Research has focused on EDS and MFS and studies have shown that these patients with connective tissue disorders are at high risk to develop aortic aneurysms and cardio vascular complications [10].

Multiple studies have shown that untreated OSA can lead also to a variety of adverse effects mainly cardio vascular complications including aortic complications [[5], [6], [7], [8], [9], [10]].

A recent meta-analysis [3] (Sedky K; J of clin sleep Med; 2019) on the prevalence of OSA in joint hypermotility syndrome showed that OSA in patients with EDS/Marfan syndrome (MFS) was underestimated: the prevalence of OSA among EDS patients was 39.4% and, when directly compared to the general population, they were on average 6 times more likely to have a diagnosis of OSA (OR: 6.28 [95% confidence interval: 3.31–11.93; p < 0.001])

Gaisl et al.; Thorax 2017 [4], evaluated the prevalence of OSA and QOL in a parallel cohort study of 100 EDS patients matched to healthy controls. They showed that 23% of these patients suffered from symptomatic OSAS compared to 3% of healthy controls.

An interesting study (Guilleminault C; Chest 2013 [11]) showed that: SDB were frequent not only in a referred sleep clinic population with EDS, but also in a sample of patients with EDS presenting for routine medical care in an internal medicine clinic: these patients had symptoms of fatigue, poor sleep and daytime sleepiness but they were never referred for evaluation of SDB. Moreover nasal CPAP treatment led to improvement of their complaints [13,15]. EDS may be a genetic model for OSA because of the craniofacial growth abnormalities [12].

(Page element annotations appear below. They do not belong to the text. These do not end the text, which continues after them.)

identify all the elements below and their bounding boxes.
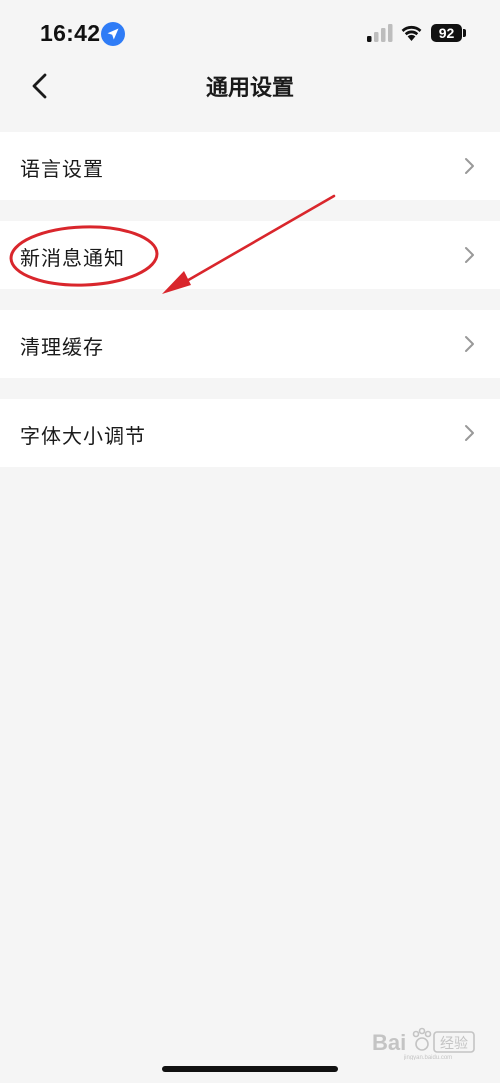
settings-item-label: 新消息通知 [20,246,125,270]
location-arrow-icon [101,22,125,46]
settings-item-new-message-notification[interactable]: 新消息通知 [0,221,500,289]
svg-text:经验: 经验 [440,1036,468,1052]
svg-text:jingyan.baidu.com: jingyan.baidu.com [403,1055,452,1060]
settings-item-label: 清理缓存 [20,335,104,359]
settings-item-font-size[interactable]: 字体大小调节 [0,399,500,467]
status-time: 16:42 [40,20,101,46]
settings-item-language[interactable]: 语言设置 [0,132,500,200]
chevron-right-icon [465,247,474,263]
battery-indicator: 92 [431,24,462,42]
chevron-right-icon [465,336,474,352]
chevron-right-icon [465,425,474,441]
cellular-signal-icon [367,24,393,42]
battery-tip [463,29,466,37]
settings-item-label: 字体大小调节 [20,424,146,448]
settings-item-clear-cache[interactable]: 清理缓存 [0,310,500,378]
svg-text:Bai: Bai [372,1030,406,1055]
chevron-right-icon [465,158,474,174]
nav-bar: 通用设置 [0,66,500,106]
settings-item-label: 语言设置 [20,157,104,181]
home-indicator[interactable] [162,1066,338,1072]
watermark-logo: Bai 经验 jingyan.baidu.com [372,1027,475,1060]
status-bar: 16:42 92 [0,0,500,66]
wifi-icon [401,25,422,41]
page-title: 通用设置 [205,76,294,101]
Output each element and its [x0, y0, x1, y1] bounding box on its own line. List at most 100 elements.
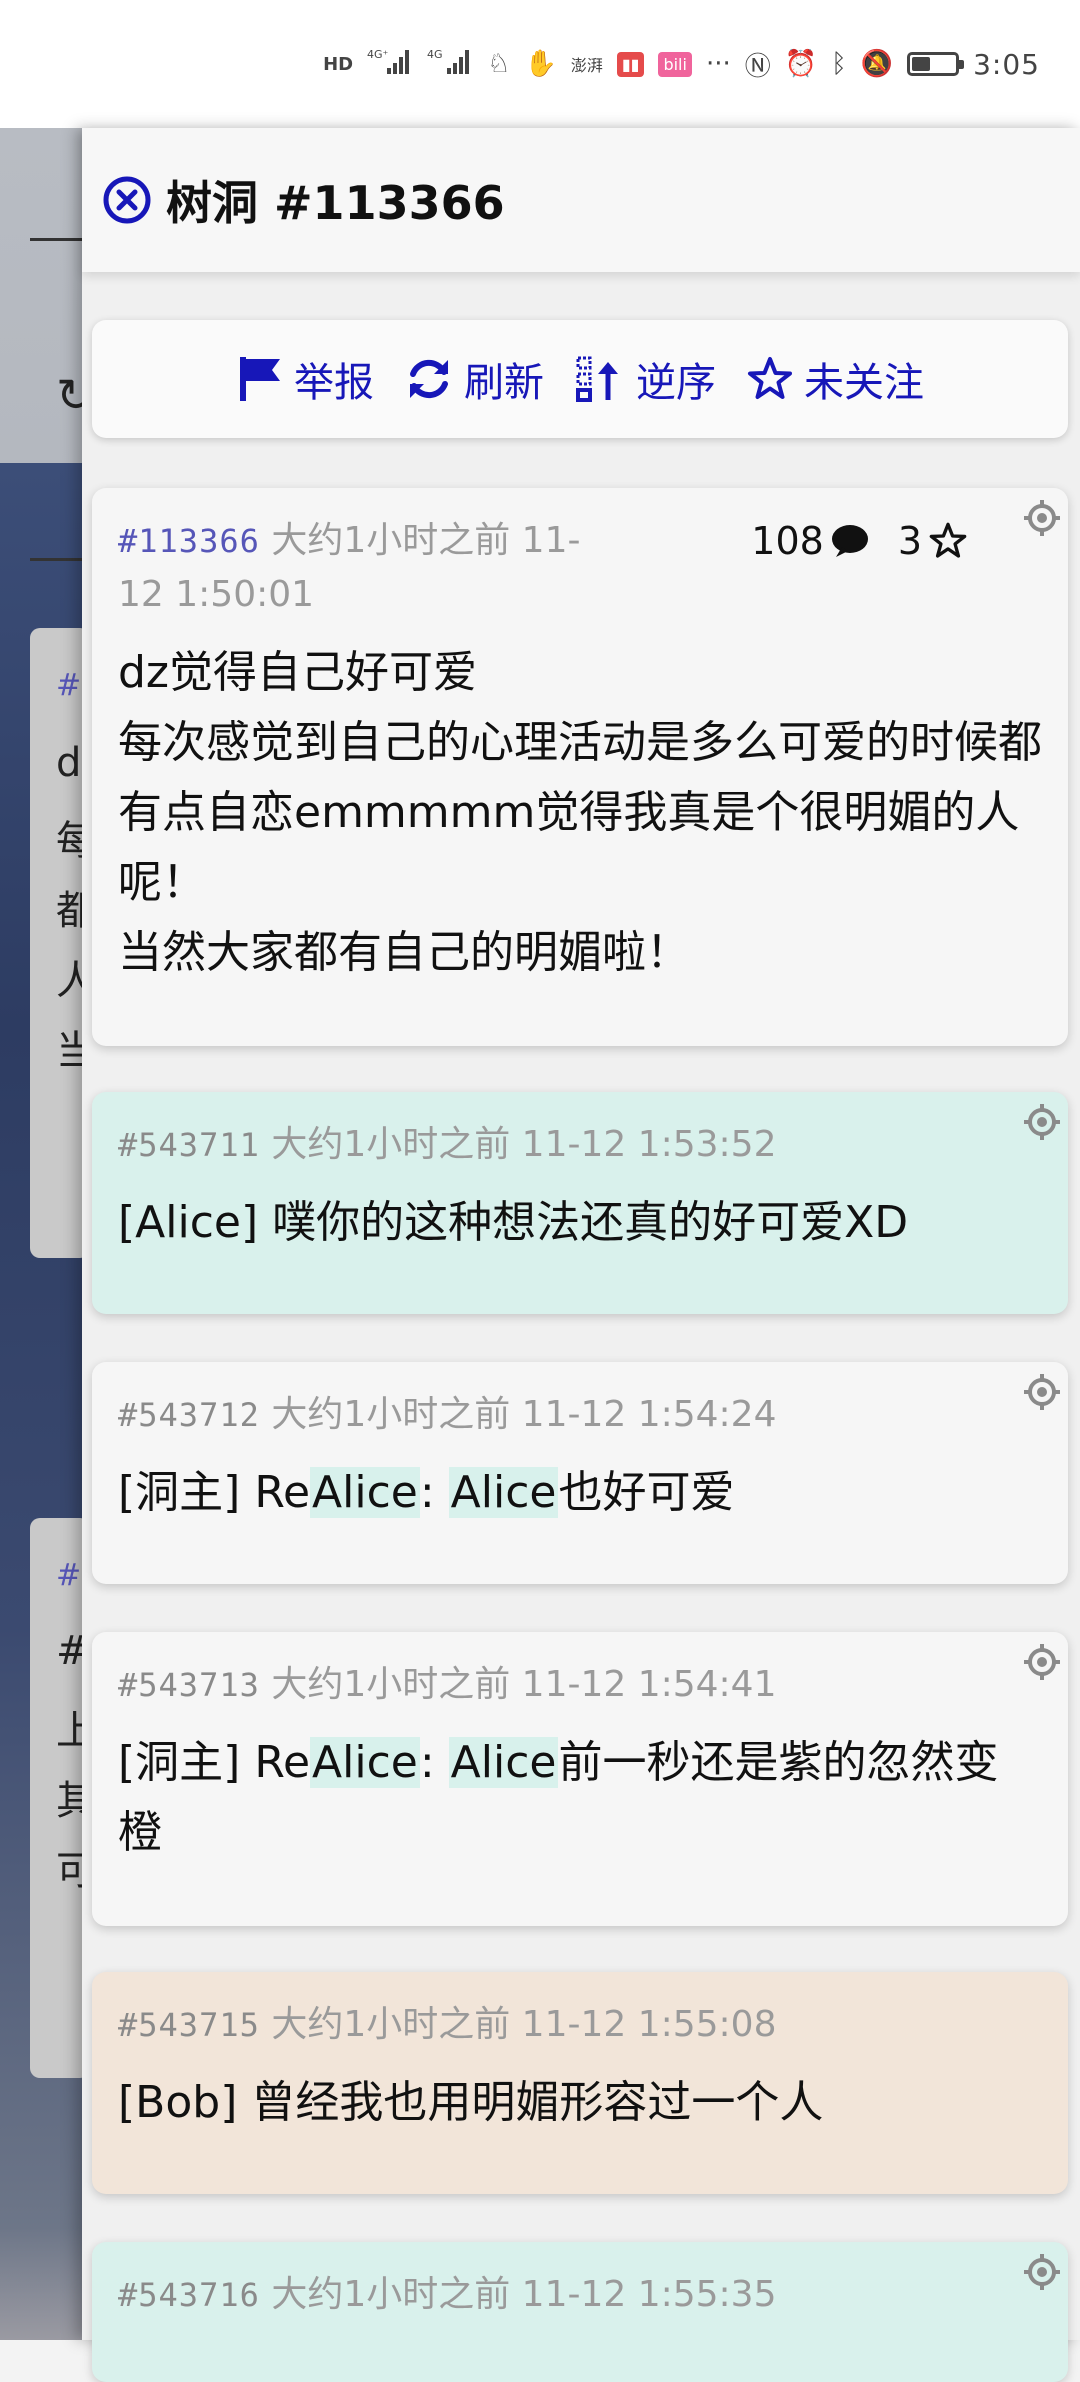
- bg-icon: ↻: [56, 368, 82, 422]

these data suggest that the high prevalence of OSA in patients with EDS may contribute to the fatigue, daytime sleepiness, impaired QOL which are frequent complaints in these patients [14] and to significant adverse health outcomes such as worsening of vascular abnormalities. Robust data are now available about the cardiovascular adverse effects of OSA and about the treatment of OSA which successfully improve and prevent these adverse effects.

Conclusion

This case illustrates the lack of awareness about EDS and its association with a high prevalence of OSA, despite the fact that they are frequently symptomatic. The above discussion highlights the importance of early diagnosis and treatment to improve symptoms, QOL and prevent adverse effects mainly cardio vascular. A high degree of awareness in the medical community is very important as the diagnosis of Ehlers-Danlos Syndrome relies mainly on clinical features. EDS may be a genetic model for OSA.

Funding

This research received no external funding.

Declaration of competing interest

The authors declare no conflict of interest.